Kamen’s prototype "box" basically operates as a 10-kilowatt generator, albeit one that currently costs about $250K per unit. But his goal is to sell enough to the cable/telecom and power industries to bring the per-unit cost down to $10K. In a press conference after the session, Kamen acknowledged that the devices, which he described as "nothing more than a refrigerator running backwards," will never be as cheap as traditional motor-operated generators. But he said they would be more reliable, longer lasting and potentially even create new industry revenue streams—such as selling back excess power to electric utilities.
LaJoie said he isn’t sure whether the economics will ultimately work out but added that he’s intrigued—especially because Kamen’s goal is to make the devices affordable enough to power small villages in 3rd-world countries. "That gives me goose bumps," said LaJoie, noting that he could see a number of business uses as well: Beyond power backup, LaJoie noted that "this kind of thing would be ideal at the bottom of cell towers."
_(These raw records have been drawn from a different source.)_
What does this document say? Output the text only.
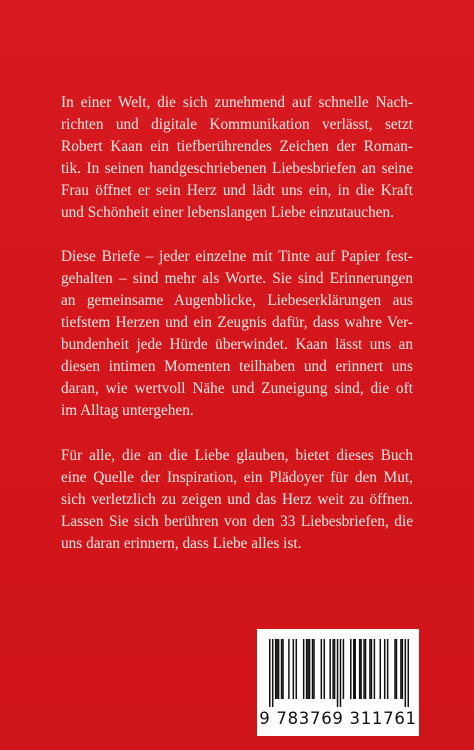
In einer Welt, die sich zunehmend auf schnelle Nach-
richten und digitale Kommunikation verlässt, setzt
Robert Kaan ein tiefberührendes Zeichen der Roman-
tik. In seinen handgeschriebenen Liebesbriefen an seine
Frau öffnet er sein Herz und lädt uns ein, in die Kraft
und Schönheit einer lebenslangen Liebe einzutauchen.

Diese Briefe – jeder einzelne mit Tinte auf Papier fest-
gehalten – sind mehr als Worte. Sie sind Erinnerungen
an gemeinsame Augenblicke, Liebeserklärungen aus
tiefstem Herzen und ein Zeugnis dafür, dass wahre Ver-
bundenheit jede Hürde überwindet. Kaan lässt uns an
diesen intimen Momenten teilhaben und erinnert uns
daran, wie wertvoll Nähe und Zuneigung sind, die oft
im Alltag untergehen.

Für alle, die an die Liebe glauben, bietet dieses Buch
eine Quelle der Inspiration, ein Plädoyer für den Mut,
sich verletzlich zu zeigen und das Herz weit zu öffnen.
Lassen Sie sich berühren von den 33 Liebesbriefen, die
uns daran erinnern, dass Liebe alles ist.

9 783769 311761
Kamen also had other motives for being at SCTE, including a pitch for the industry help publicize his fast-growing FIRST initiative (For Inspiration and Recognition of Science and Technology). LaJoie announced Wed that SCTE has signed a memorandum of understanding with Kamen to bring FIRST’s robotics competition to the next Expo. "What we need is you guys," Kamen told the cable exec in attendance, explaining that 250K kids now participate in the competitions across the country, with $14mln in scholarships handed out. Kamen also showed attendees a video on the program narrated by Morgan Freeman. "Maybe we can get the cable companies to get it out there," he said. VOD channel, anyone?